Yōsuke Yamahata

From Wikipedia, the free encyclopedia

Yōsuke Yamahata (山端 庸介 Yamahata Yōsuke?, August 6, 1917April 18, 1966) was a Japanese photographer best known for extensively photographing Nagasaki the day after it was bombed.

Yamahata was born in Singapore; his father, Shōgyoku Yamahata (祥玉 Yamahata Shōgyoku?) (later to become known as a photographer) had a job there related to photography.[1] He went to Tokyo in 1925 and eventually started at Hosei University (Tokyo) but dropped out in 1936 to work in G. T. Sun (ジーチーサン商会 Jīchīsan Shōkai?, aka Graphic Times Sun), a photographic company run by his father. (He would become its president in 1947.) From 1940, Yamahata worked as a military photographer in China and elsewhere in Asia outside Japan; he returned to Japan in 1942.

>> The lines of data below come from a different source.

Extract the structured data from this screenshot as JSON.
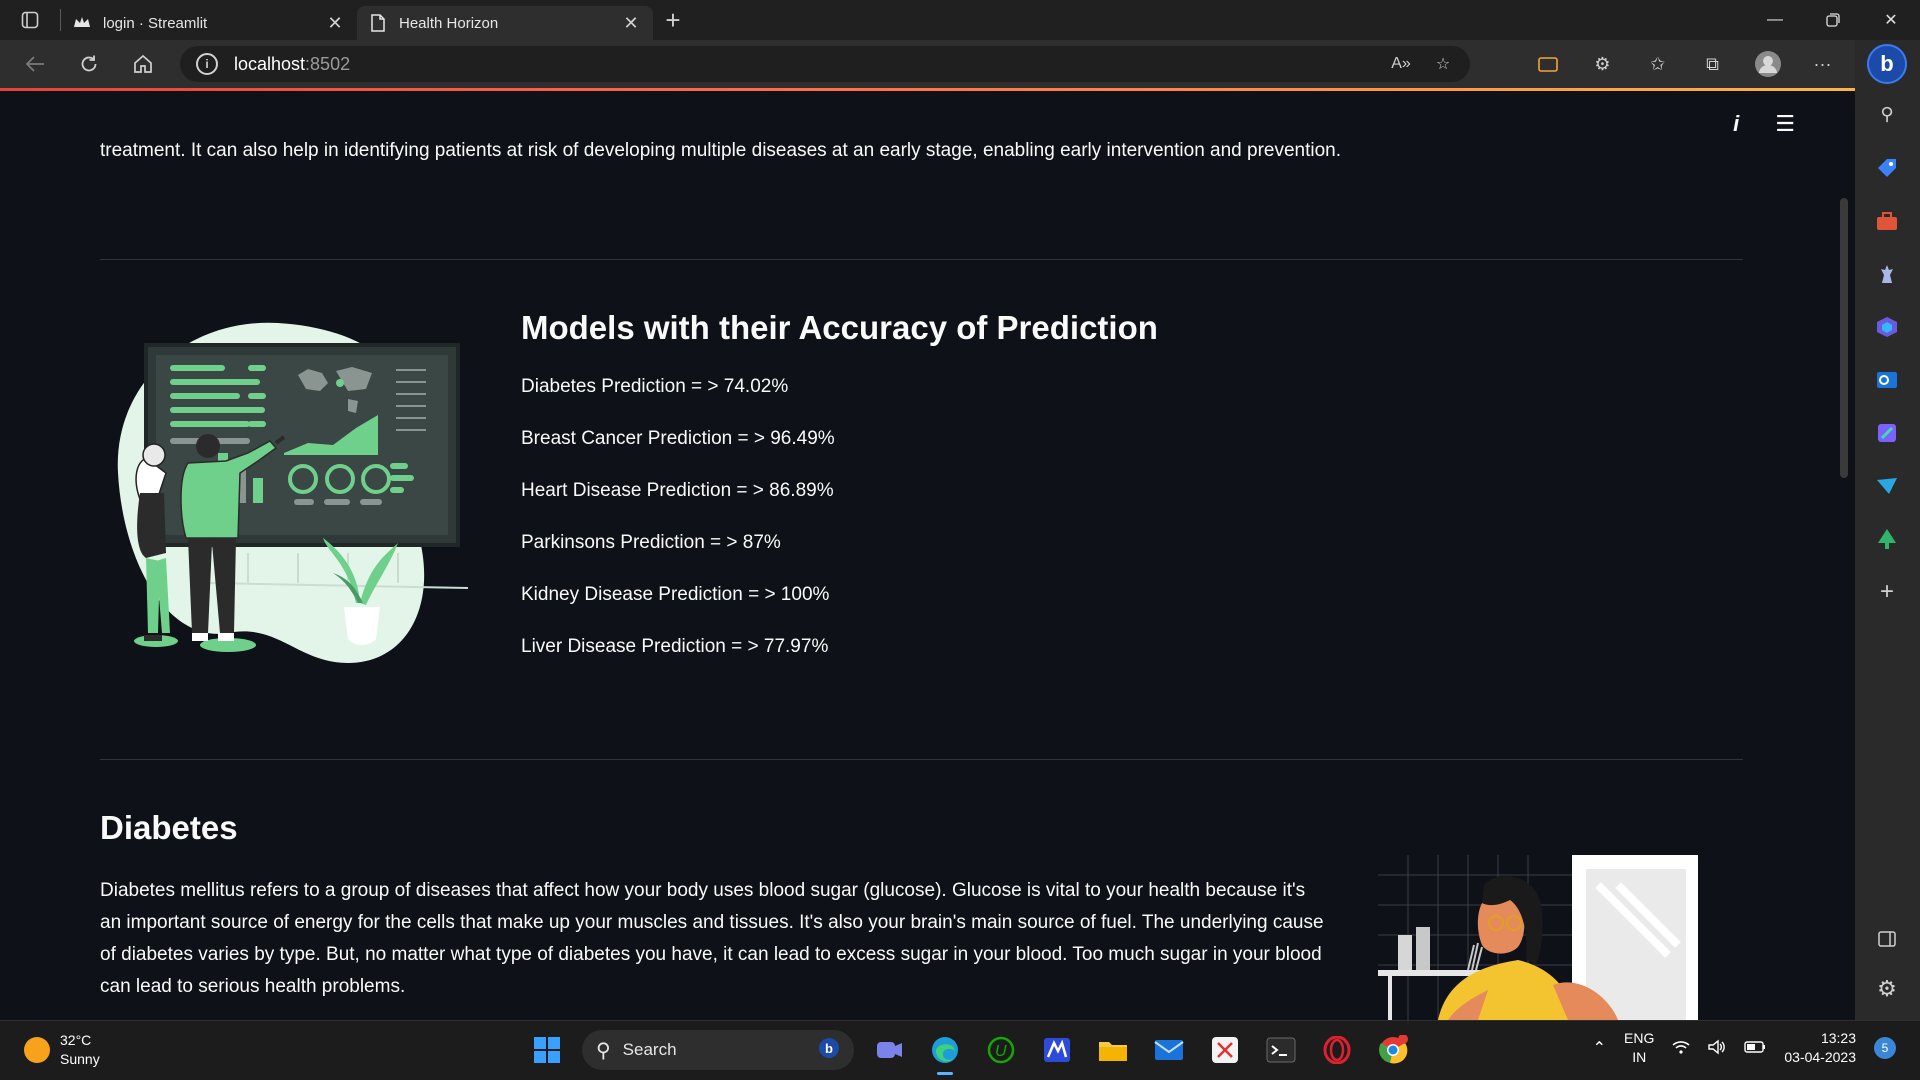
{
  "browser": {
    "tabs": [
      {
        "title": "login · Streamlit",
        "active": false
      },
      {
        "title": "Health Horizon",
        "active": true
      }
    ],
    "url_host": "localhost",
    "url_port": ":8502"
  },
  "page": {
    "intro": "treatment. It can also help in identifying patients at risk of developing multiple diseases at an early stage, enabling early intervention and prevention.",
    "models_title": "Models with their Accuracy of Prediction",
    "models": [
      "Diabetes Prediction = > 74.02%",
      "Breast Cancer Prediction = > 96.49%",
      "Heart Disease Prediction = > 86.89%",
      "Parkinsons Prediction = > 87%",
      "Kidney Disease Prediction = > 100%",
      "Liver Disease Prediction = > 77.97%"
    ],
    "diabetes_title": "Diabetes",
    "diabetes_text": "Diabetes mellitus refers to a group of diseases that affect how your body uses blood sugar (glucose). Glucose is vital to your health because it's an important source of energy for the cells that make up your muscles and tissues. It's also your brain's main source of fuel. The underlying cause of diabetes varies by type. But, no matter what type of diabetes you have, it can lead to excess sugar in your blood. Too much sugar in your blood can lead to serious health problems."
  },
  "taskbar": {
    "weather_temp": "32°C",
    "weather_cond": "Sunny",
    "search_label": "Search",
    "lang_line1": "ENG",
    "lang_line2": "IN",
    "time": "13:23",
    "date": "03-04-2023",
    "notif_count": "5"
  },
  "colors": {
    "page_bg": "#0e1117",
    "accent_green": "#6fd08c",
    "illus_mint": "#e3f5e9"
  }
}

On August 10, 1945, a day after the Nagasaki bombing, Yamahata began to photograph the devastation, still working as a military photographer. Over a period of about twelve hours he took around a hundred exposures; by late afternoon, he had taken his final photographs near a first aid station north of the city. In a single day, he had completed the only extensive photographic record of the immediate aftermath of the atomic bombing of either Hiroshima or Nagasaki. These photographs appeared swiftly, for example in the 21 August issue of Mainichi Shinbun.

After the GHQ's restrictions on coverage of the effects of the atomic bomb were lifted earlier in 1952, Yamahata's photographs of Nagasaki appeared in the 29 September issue of Life. The same year, they appeared in the book Kiroku-shashin: Genbaku no Nagasaki. Some also appeared in the exhibition and book "The Family of Man".

Yamahata became violently ill in 1965, on his forty-eighth birthday and the twentieth anniversary of the bombing of Hiroshima. He was diagnosed with terminal cancer of the duodenum, probably caused by the residual effects of radiation received in Nagasaki in 1945. He is buried at Tama Cemetery, Tokyo.

Restoration work was done on Yamahata's negatives after his death. An exhibition of prints, "Nagasaki Journey", traveled to San Francisco, New York, and Nagasaki.

Yamahata's photographs of Nagasaki remain the most complete record of the atomic bombing as seen immediately after the bombing. The New York Times has called his photographs "some of the most powerful images ever made".[citation needed]

Contents

[edit] Books of Yamahata's works

  • Kiroku-shashin: Genbaku no Nagasaki (記録の写真:原爆の長崎). Daiichi Shuppansha, 1952.
  • Genbaku no Nagasaki (原爆の長崎). Tokyo: Gakufū Shoin, 1959.
  • Nagasaki Journey: The Photographs of Yosuke Yamahata August 10, 1945. San Francisco: Pomegranate, 1995. ISBN 0876543603.
  • Nagasaki yomigaeru genbaku shashin (長崎よみがえる原爆写真). Tokyo: NHK, 1995. ISBN 4-14-080231-6.
  • (Japanese) Yamahata Yōsuke (山端庸介). Nihon no shashinka 23. Tokyo: Iwanami, 1998. ISBN 4-00-008363-5.

[edit] Notes

  1. ^ Hirakata and the Biographic Dictionary state that Yamahata's original given name was 啓弌, but do not specify its reading. A likely reading is "Keiichi".